Exodus 1:8--2:10
1:8 Then a new king, who did not know about Joseph, came to power over Egypt.
1:9 He said to his people, “Look at the Israelite people, more numerous and stronger than we are!
1:10 Come, let’s deal wisely with them. Otherwise they will continue to multiply, and if a war breaks out, they will ally themselves with our enemies and fight against us and leave the country.”
1:11 So they put foremen over the Israelites to oppress them with hard labor. As a result they built Pithom and Rameses as store cities for Pharaoh.
1:12 But the more the Egyptians oppressed them, the more they multiplied and spread. As a result the Egyptians loathed the Israelites,
1:13 and they made the Israelites serve rigorously.
1:14 They made their lives bitter by hard service with mortar and bricks and by all kinds of service in the fields.
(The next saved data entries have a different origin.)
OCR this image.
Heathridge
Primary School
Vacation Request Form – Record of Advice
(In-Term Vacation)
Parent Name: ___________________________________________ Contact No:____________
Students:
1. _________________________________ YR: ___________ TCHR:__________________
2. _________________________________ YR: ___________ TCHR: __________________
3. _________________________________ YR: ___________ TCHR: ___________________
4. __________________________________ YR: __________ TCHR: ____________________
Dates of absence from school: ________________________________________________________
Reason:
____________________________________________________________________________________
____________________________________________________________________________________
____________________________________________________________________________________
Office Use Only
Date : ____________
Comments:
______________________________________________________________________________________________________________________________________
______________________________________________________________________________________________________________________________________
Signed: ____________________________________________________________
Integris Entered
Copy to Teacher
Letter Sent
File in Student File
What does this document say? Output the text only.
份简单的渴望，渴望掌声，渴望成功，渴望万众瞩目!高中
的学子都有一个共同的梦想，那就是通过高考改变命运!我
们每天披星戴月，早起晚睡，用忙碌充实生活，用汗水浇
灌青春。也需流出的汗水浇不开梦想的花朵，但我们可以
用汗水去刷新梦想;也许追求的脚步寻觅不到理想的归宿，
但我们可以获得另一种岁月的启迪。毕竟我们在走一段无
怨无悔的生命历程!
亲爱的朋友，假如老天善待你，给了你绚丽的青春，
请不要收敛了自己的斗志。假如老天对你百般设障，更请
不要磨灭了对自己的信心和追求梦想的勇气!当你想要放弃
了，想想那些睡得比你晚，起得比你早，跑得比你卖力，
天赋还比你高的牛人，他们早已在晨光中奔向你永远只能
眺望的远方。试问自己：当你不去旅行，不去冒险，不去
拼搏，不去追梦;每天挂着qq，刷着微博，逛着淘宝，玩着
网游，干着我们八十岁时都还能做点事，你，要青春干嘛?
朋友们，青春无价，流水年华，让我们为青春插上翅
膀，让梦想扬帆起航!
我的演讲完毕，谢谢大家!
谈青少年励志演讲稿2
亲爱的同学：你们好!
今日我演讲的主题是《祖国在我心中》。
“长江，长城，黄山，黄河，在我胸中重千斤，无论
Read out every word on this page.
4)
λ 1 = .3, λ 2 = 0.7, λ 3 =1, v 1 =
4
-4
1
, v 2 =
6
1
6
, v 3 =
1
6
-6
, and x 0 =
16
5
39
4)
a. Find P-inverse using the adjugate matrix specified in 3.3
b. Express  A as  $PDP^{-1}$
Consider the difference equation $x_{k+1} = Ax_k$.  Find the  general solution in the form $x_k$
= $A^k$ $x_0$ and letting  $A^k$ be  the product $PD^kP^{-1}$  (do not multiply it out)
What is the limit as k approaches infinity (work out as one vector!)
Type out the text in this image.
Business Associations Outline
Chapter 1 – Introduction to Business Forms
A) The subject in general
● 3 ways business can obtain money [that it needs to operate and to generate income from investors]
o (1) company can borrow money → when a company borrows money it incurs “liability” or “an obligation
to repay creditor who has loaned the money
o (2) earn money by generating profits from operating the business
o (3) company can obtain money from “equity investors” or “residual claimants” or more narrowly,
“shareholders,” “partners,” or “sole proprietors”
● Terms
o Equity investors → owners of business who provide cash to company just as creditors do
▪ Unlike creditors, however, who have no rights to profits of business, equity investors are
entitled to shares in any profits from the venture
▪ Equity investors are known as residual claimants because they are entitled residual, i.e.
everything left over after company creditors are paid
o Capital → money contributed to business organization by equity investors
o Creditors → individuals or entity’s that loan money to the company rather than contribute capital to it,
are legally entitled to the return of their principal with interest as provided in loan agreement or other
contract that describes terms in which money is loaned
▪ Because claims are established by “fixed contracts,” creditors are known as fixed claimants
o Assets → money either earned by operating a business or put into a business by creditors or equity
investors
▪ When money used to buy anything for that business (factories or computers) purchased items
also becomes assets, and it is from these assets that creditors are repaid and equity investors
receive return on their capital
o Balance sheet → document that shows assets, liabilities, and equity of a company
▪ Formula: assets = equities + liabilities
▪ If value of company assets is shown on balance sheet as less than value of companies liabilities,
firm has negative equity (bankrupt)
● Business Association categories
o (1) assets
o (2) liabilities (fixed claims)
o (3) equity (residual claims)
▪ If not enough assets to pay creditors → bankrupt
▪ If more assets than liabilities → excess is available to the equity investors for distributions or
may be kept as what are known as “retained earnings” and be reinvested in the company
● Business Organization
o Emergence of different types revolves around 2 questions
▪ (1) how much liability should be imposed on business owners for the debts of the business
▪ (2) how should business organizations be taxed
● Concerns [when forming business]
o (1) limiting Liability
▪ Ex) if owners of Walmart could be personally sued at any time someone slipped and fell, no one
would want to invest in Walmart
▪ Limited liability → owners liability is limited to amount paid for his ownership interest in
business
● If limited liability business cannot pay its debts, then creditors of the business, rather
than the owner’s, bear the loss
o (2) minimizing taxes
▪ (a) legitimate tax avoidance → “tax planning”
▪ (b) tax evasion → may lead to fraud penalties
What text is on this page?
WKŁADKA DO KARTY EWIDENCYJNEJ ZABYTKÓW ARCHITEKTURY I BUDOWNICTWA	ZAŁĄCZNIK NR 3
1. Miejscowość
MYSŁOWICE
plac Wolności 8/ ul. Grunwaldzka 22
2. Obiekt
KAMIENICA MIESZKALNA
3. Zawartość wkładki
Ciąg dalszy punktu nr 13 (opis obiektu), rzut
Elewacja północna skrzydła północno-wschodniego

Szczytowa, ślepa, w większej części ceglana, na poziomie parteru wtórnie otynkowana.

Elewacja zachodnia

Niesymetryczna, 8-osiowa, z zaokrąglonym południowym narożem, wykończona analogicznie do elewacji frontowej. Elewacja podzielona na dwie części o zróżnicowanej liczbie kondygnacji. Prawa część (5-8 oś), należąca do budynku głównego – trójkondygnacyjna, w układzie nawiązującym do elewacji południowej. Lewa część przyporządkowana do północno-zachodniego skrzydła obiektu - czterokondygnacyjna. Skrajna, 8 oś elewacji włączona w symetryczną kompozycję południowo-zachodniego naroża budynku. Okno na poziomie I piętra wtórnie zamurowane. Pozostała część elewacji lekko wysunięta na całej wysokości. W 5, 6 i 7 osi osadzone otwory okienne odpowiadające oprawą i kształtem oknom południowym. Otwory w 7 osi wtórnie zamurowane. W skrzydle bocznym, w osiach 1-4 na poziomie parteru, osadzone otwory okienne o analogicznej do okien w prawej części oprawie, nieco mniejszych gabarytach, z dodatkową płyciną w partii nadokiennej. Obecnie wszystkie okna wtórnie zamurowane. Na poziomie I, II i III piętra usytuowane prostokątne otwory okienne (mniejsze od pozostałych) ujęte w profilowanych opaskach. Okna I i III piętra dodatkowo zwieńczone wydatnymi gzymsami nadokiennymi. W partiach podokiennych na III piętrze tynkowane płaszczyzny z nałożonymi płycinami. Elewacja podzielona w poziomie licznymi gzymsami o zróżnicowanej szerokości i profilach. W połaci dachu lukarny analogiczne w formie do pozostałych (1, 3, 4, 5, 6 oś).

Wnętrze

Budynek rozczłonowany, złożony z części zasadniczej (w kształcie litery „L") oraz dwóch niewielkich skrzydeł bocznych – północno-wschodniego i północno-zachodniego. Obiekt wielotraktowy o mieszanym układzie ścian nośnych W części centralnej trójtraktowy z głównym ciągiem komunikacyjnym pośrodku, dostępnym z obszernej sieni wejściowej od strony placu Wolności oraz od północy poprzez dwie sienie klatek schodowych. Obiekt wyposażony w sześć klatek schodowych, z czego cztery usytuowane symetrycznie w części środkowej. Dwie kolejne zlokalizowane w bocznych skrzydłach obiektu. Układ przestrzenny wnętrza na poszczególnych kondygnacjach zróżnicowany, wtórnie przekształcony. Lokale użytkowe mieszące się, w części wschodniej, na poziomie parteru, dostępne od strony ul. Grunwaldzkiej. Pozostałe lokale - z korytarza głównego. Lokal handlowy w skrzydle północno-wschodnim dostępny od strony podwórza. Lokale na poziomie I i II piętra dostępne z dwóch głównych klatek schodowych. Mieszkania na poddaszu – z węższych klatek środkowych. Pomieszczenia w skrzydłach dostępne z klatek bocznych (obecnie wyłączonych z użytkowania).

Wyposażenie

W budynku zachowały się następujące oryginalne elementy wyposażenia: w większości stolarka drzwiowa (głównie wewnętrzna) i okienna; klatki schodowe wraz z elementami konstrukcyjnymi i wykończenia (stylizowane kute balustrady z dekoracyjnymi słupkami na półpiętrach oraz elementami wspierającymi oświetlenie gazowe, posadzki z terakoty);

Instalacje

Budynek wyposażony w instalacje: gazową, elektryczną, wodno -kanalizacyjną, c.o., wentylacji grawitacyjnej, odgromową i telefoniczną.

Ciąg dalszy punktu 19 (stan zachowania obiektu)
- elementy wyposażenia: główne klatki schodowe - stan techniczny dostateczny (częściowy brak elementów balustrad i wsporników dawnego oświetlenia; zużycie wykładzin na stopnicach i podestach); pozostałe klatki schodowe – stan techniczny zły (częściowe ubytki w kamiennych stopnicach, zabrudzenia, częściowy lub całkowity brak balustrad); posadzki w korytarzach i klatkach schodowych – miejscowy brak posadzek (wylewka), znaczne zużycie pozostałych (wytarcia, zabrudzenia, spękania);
Every kind of service the Israelites were required to give was rigorous.
1:15 The king of Egypt said to the Hebrew midwives, one of whom was named Shiphrah and the other Puah,
1:16 “When you assist the Hebrew women in childbirth, observe at the delivery: If it is a son, kill him, but if it is a daughter, she may live.”
1:17 But the midwives feared God and did not do what the king of Egypt had told them; they let the boys live.
1:18 Then the king of Egypt summoned the midwives and said to them, “Why have you done this and let the boys live?”
1:19 The midwives said to Pharaoh, “Because the Hebrew women are not like the Egyptian women – for the Hebrew women are vigorous; they give birth before the midwife gets to them!”
1:20 So God treated the midwives well, and the people multiplied and became very strong.
1:21 And because the midwives feared God, he made households for them.
1:22 Then Pharaoh commanded all his people, “All sons that are born you must throw into the river, but all daughters you may let live.”
The Birth of the Deliverer
2:1 A man from the household of Levi married a woman who was a descendant of Levi.
2:2 The woman became pregnant and gave birth to a son. When she saw that he was a healthy child, she hid him for three months.
2:3 But when she was no longer able to hide him, she took a papyrus basket for him and sealed it with bitumen and pitch. She put the child in it and set it among the reeds along the edge of the Nile.
2:4 His sister stationed herself at a distance to find out what would happen to him.
2:5 Then the daughter of Pharaoh came down to wash herself by the Nile, while her attendants were walking alongside the river, and she saw the basket among the reeds. She sent one of her attendants, took it,
2:6 opened it, and saw the child – a boy, crying! – and she felt compassion for him and said, “This is one of the Hebrews’ children.”
2:7 Then his sister said to Pharaoh’s daughter, “Shall I go and get a nursing woman for you from the Hebrews, so that she may nurse the child for you?”
2:8 Pharaoh’s daughter said to her, “Yes, do so.” So the young girl went and got the child’s mother.
2:9 Pharaoh’s daughter said to her, “Take this child and nurse him for me, and I will pay your wages.” So the woman took the child and nursed him.
2:10 When the child grew older she brought him to Pharaoh’s daughter, and he became her son. She named him Moses, saying, “Because I drew him from the water.”